His host stopped short. “How did you know? Why, you weren’t even here!”
“No,” said Timuroff. “but others were.” And he told the story Florencio Pambid had told him. “There are people who radiate such undiluted evil that sometimes normal men—at least men with any sensitivity—feel the immediate impulse to lash out at them. They don’t, of course, and usually they end up more scared of themselves than of the other fellow. I believe it because I have experienced it myself. Your own reaction needn’t worry you. Having him in your house, especially with a murder following, would cause me more concern. Why did you invite him?”
“Invite him? I didn’t. I wouldn’t have. Somebody must have brought him—I let people whom I know do that at my parties—but I’ve no idea who. Penny Anne may know.”
“Do you recall his name?”
“Yes, I believe I do. It was van Zaam. He had some sort of accent, and I suppose he could have been a Hollander…I exchanged a few words with him, and I believe he came up and introduced himself. Someone told me later that he’d left early.”
Timuroff tensed; again the cold wind had blown. “Well, it’ll be interesting to see if the police can find out anything about him. With his name, and your description and the bartender’s, I’m sure Pete’ll be able to run him down.”

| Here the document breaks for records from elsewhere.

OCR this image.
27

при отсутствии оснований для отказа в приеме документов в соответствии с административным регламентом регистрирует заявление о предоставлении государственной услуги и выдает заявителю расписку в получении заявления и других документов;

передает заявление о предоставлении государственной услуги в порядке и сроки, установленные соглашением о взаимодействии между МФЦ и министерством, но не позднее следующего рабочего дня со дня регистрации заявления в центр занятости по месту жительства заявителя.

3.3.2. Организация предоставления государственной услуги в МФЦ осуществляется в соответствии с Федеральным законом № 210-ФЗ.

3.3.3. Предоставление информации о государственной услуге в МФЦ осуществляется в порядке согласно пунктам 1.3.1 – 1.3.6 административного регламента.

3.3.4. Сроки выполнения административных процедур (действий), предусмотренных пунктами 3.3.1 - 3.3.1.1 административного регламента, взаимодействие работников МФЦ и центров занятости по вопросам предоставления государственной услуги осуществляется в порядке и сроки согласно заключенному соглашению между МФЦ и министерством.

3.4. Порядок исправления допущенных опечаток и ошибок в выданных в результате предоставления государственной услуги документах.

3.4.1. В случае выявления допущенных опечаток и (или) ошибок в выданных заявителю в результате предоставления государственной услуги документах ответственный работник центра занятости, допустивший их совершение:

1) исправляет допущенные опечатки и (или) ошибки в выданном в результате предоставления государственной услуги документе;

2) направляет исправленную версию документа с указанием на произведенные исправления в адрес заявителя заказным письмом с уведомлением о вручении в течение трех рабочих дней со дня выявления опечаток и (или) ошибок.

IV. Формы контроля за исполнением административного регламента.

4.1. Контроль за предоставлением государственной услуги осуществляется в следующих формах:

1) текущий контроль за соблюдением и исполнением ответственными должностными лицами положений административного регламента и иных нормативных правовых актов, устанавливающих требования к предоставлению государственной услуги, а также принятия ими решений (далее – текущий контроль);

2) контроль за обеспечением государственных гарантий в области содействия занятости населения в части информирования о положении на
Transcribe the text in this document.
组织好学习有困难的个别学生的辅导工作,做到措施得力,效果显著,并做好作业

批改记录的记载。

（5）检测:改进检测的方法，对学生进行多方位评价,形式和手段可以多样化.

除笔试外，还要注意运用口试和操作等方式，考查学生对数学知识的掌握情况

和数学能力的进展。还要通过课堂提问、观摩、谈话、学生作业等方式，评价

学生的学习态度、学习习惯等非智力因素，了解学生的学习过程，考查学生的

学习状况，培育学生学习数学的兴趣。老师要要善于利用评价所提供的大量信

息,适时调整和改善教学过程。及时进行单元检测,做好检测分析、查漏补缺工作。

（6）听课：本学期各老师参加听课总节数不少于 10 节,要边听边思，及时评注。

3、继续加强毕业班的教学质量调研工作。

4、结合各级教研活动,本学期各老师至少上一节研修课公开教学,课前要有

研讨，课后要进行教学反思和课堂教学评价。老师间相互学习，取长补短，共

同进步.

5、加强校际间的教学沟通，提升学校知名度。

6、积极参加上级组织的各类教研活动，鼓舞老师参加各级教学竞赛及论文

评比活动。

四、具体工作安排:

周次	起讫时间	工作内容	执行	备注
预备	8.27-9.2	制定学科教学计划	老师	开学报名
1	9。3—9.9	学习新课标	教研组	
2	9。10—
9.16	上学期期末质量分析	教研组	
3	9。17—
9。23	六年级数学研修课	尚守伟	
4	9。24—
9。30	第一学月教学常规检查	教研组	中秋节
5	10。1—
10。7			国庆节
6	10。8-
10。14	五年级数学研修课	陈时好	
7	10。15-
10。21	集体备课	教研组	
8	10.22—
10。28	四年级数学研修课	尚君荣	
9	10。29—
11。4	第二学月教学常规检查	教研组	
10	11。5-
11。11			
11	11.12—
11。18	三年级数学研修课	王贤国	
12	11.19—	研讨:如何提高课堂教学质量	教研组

“I hope so! For a while I really thought I’d lost my mind. But I still wish I’d never seen the man.” Like a bear trying to shake the frost of winter from its shoulders, the doctor shuddered. “Well, let’s go to the poker parlor, where we can have a drink. Lord knows I need one.”
He double-locked the workshop door behind him, and they followed a corridor into another hall almost as formal as the one above, where there was a smaller staircase and an elevator entrance. “This used to be the billiard room,” he said, opening a door far over to the left, “but now I use it for my porcelains and general loot and clutter.”
They walked be
tween a small army of glass cases, between unctuous celadons and fragile Sung whites, quiet teadusts, glowing peach blooms, rich Imperial yellows. The door to the poker parlor was standing open. They went in. Paneled in another unknown hardwood, the room contained much more than the Diamond Jim Brady poker table—a table at which one could see fortunes being won or lost—under a pendant Tiffany lamp at its very center. It had a scattering of large leather chairs, a bar and mirrored backbar, a brass ship’s clock fastened to the bulkhead, a fireplace in which a fire was magically roaring, and, in its inner corner, a vast armoire of age-blackened walnut. The bar was L-shaped, with one door which Timuroff guessed must lead into a service hall. An ardent poker player, he recognized a poker player’s paradise, and said as much. “This place is wonderful! You do play here, I hope?”
Hector Grimwood brightened perceptibly. “At least twice a month, when I can get a group together. Usually on Saturdays.” He went behind the bar. “Would you like to join us? That is, if you don’t mind a lot of wild games? I could let you know.”
Timuroff indicated that he enjoyed all poker, straight, wild, or in-between.
“Now what can I offer you? I’m going to have a shot of Bushmill’s.… No?… Brandy and soda? Of course, but it may have to be domestic.”
They drank a silent toast.
“Hector, I envy your house. I can’t imagine anyone who lived here ever leaving it.”
“Well, it costs me a pretty penny to maintain, but it’s worth it—and after all, I have a pretty penny. Brain surgery is not unprofitable, and my investments have happily been shrewd ones.” The doctor chuckled. “You’d have liked old Albright, Alastair. He was a bandit, I suppose, but he was good company. If he hadn’t been—well, I just might not have risked my reputation to give him those few extra years.”